We create our myths because we want them, then go find the best available example to shove up on the pedastal as god or goddess. We believed Margaret Mead and Kinsey because we wanted to – the details did not matter.

It makes you wonder what things that everyone just knows in our own era are only half-true, or less.


As I went upstairs armed with only a screwdriver and hope, I thought of the conservative complaint against Obama, “Hope is not a plan!” I have to admit that sometimes it is a plan. My plan, anyway. I worry that his is a major interventionist hope, as opposed to my small-government “maybe if I just clean it out and reset it…” hope, but I can’t say I’m in a good position to criticise Barack on that score.

The Guy Next Door

Roman, the guy next door, is already up, raking leaves on Saturday, while I’m still having a morning coffee and cigarette on the porch. He is an older guy, painfully slow, but he plugs away all morning. Roman is precise: brushes off the lawn mower after every use, including the blades underneath and the spark plugs – with a different brush. He has a frame that holds his leaf bag and a nifty scooping contraption so he doesn’t have to bend over. Smokes a pipe, never waves back, even though we’ve been neighbors for 20 years.
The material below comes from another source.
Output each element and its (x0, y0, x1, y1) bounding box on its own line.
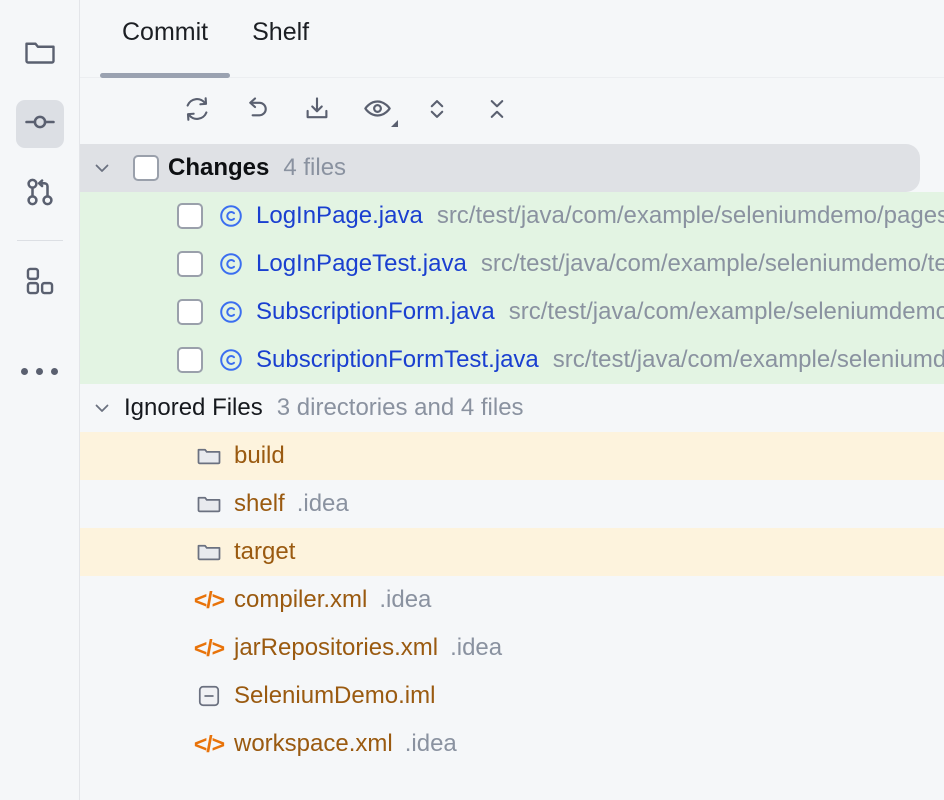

Most days he's doing something in one of the sheds, slowly, purposefully picking something up, carrying it away, bringing it back.

Once in awhile a younger man will show up and tear through whatever yard work is happening with an almost angry energy. Some younger relative, I imagine, and Roman must drive him nuts. He can’t get out of there fast enough.

A fine old Frenchman – French-Canadian actually, though New Englanders knew that’s what I meant – whose like we don’t see as much as when I was a boy.